With other sugar substitutes on the market, many companies have started to supplement these in place of aspartame as awareness of the dangers of the chemical has started to grow. Splenda, Sweet n Low, and the list goes on. Although the side effects of these sweeteners don’t measure up to aspartame, the way they affect our brain chemicals is similar. 

Sucralose, which was accidentally discovered by U.K. scientists while they were developing new insecticides, remains the biggest sugar substitute on the market, according to retail tracking service Infoscan Reviews and Information Resources, Inc. Aspartame is made from two amino acids, while sucralose is a modified form of sugar with added chlorine. Studies found that sucralose raises blood sugar levels by changing the makeup of the gut microorganisms, specifically bacteria, in the intestines that help with nutrition and the immune system.

Scientists from the Weizmann Institute of Science in Israel named Segal and Elinav added saccharin, sucralose, or aspartame to the drinking water of mice and found that their blood sugar levels were higher than those of mice who drank sugar water -- no matter whether the animals were on a normal diet or a high-fat diet. Some studies have monitored individuals for several years and have even found an increase in weight and waist circumference with the regular intake of these sweeteners. Participants in some studies showed an increased BMI (body mass index) as well. This helps to assess if a person has a healthy weight or not. Some individuals with a higher BMI may be more likely to develop certain metabolic diseases. Another study suggests that those who consume artificial sweeteners regularly, may have a higher risk for developing heart disease, diabetes, and stroke.

A 2013 review published in Trends in Endocrinology and Metabolism cites several animal studies that report a link between regular intake of nonnutritive sweeteners and increased food intake. The review suggests that sweeteners may increase appetite by disrupting the signaling process that usually occurs when a person eats foods with more calories. Sweet tastes typically signal to the body that food is entering the gut. The body then expects to receive calories and signals when eating should stop by making a person feel full or satiated. A person experiences the same sweet taste when they consume sweeteners, but the body receives fewer calories than it might otherwise expect to. If this happens regularly, according to the theory, the body unlearns the association between sweet tastes and calories. This reversal means that high-calorie foods will no longer trigger feelings of fullness. This may lead to overeating.

A later review from 2016 further discusses the link between low-calorie sweeteners and metabolic disease. It suggests that regular, long-term intake of sweeteners may disrupt the balance and diversity of bacteria living within the gut. We all know the gut health craze going on, which explains how our gut is the center for our overall health and immunity. Anything that disrupts this, is not beneficial. Animal studies show that this type of disruption can result in glucose intolerance, which is a known risk factor for type 2 diabetes.
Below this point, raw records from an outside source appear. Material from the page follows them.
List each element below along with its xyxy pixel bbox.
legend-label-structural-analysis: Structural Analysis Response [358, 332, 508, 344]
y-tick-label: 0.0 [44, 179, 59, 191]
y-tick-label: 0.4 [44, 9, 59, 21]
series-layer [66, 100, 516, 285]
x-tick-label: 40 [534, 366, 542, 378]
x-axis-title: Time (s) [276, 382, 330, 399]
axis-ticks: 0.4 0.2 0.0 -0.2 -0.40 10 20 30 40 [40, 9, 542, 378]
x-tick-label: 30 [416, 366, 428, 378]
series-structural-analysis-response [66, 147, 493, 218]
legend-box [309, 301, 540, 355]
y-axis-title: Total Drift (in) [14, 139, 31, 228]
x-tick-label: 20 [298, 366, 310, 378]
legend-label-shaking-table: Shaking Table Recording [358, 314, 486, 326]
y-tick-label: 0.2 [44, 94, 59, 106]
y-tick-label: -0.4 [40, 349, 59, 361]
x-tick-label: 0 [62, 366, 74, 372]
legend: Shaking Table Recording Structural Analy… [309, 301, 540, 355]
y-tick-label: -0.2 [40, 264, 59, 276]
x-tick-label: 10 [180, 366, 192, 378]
All of the nutritional evidence behind us, low calorie snacks may lead to binge or overeating. If an individual believes she switched to diet soda, so she 'earns' a couple pieces of cake or treats daily. Or, foods that used to be sweet, like fruit, no longer have the same effect because fake sugars are 4x or more as sweet, which also leads to overeating. The risks of fake sugars and sugar substitutes are huge. Natural is the way to go!
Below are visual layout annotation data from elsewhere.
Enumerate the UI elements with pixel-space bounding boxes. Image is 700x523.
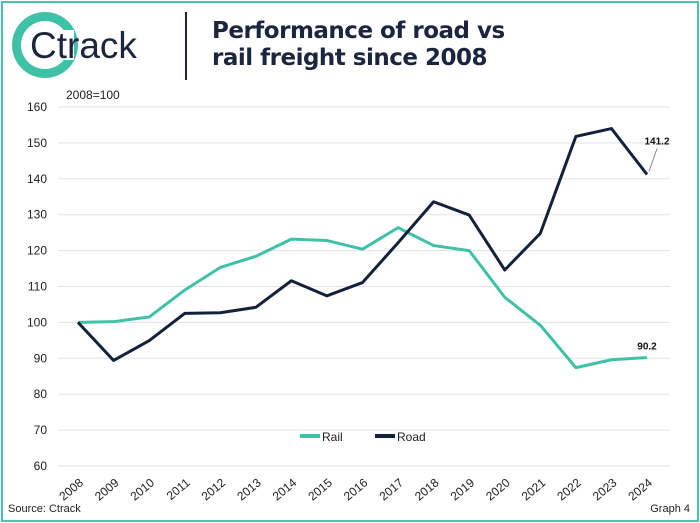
- header-divider: [185, 12, 187, 80]
- x-tick-label: 2023: [590, 475, 620, 503]
- x-tick-label: 2019: [448, 475, 478, 503]
- end-label-road: 141.2: [644, 136, 669, 147]
- y-tick-label: 160: [27, 100, 47, 114]
- legend: Rail Road: [300, 430, 426, 444]
- y-tick-label: 80: [34, 387, 48, 401]
- title-line-2: rail freight since 2008: [212, 45, 488, 71]
- y-tick-label: 100: [27, 315, 47, 329]
- graph-number: Graph 4: [650, 503, 690, 515]
- y-tick-label: 120: [27, 244, 47, 258]
- end-labels: 90.2 141.2: [637, 136, 670, 352]
- x-tick-label: 2011: [164, 475, 193, 503]
- legend-label-road: Road: [397, 430, 426, 444]
- logo-text: Ctrack: [30, 25, 137, 66]
- x-tick-label: 2012: [199, 475, 229, 503]
- legend-swatch-rail: [300, 434, 320, 438]
- y-tick-label: 130: [27, 208, 47, 222]
- y-tick-label: 90: [34, 351, 48, 365]
- source-note: Source: Ctrack: [8, 503, 81, 515]
- x-tick-label: 2008: [56, 475, 86, 503]
- x-tick-label: 2016: [341, 475, 371, 503]
- y-tick-label: 70: [34, 423, 48, 437]
- y-tick-label: 140: [27, 172, 47, 186]
- legend-label-rail: Rail: [322, 430, 343, 444]
- logo-ring-icon: [12, 12, 78, 78]
- x-tick-label: 2020: [483, 475, 513, 503]
- x-tick-label: 2014: [270, 475, 300, 503]
- x-tick-label: 2009: [92, 475, 122, 503]
- series-line-rail: [77, 226, 648, 370]
- y-axis-unit-label: 2008=100: [66, 88, 120, 102]
- chart-title: Performance of road vs rail freight sinc…: [212, 18, 505, 72]
- title-line-1: Performance of road vs: [212, 18, 505, 44]
- gridlines: [58, 106, 670, 467]
- x-tick-label: 2022: [554, 475, 584, 503]
- end-label-leader: [648, 148, 658, 172]
- y-tick-label: 60: [34, 459, 48, 473]
- x-tick-label: 2017: [377, 475, 407, 503]
- y-tick-labels: 60 70 80 90 100 110 120 130 140 150 160: [27, 100, 47, 473]
- end-label-rail: 90.2: [637, 342, 657, 353]
- series-lines: [76, 127, 649, 370]
- legend-swatch-road: [375, 434, 395, 438]
- x-tick-label: 2018: [412, 475, 442, 503]
- x-tick-labels: 2008 2009 2010 2011 2012 2013 2014 2015 2016 2017…: [56, 475, 655, 503]
- x-tick-label: 2024: [625, 475, 655, 503]
- ctrack-logo: Ctrack: [12, 12, 137, 78]
- y-tick-label: 150: [27, 136, 47, 150]
- x-tick-label: 2013: [234, 475, 264, 503]
- x-tick-label: 2021: [519, 475, 549, 503]
- series-line-road: [76, 127, 649, 362]
- x-tick-label: 2010: [128, 475, 158, 503]
- x-tick-label: 2015: [305, 475, 335, 503]
- y-tick-label: 110: [28, 280, 47, 294]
Natural sugars like honeymaple syrup, agave nectar, stevia leaves, and Molasses are not only safer, but also offer their own health benefits. Naturally containing enzymes, vitamins, and other minerals that benefit our bodies... it is a no brainer. Trading a few extra calories per day to sweeten a treat vs risking the health effects of fake sugar is more than worth it. Try experimenting with a few of these options and seeing how you feel. Maybe some of the unexplainable symptoms are easily fixed by such a simple change.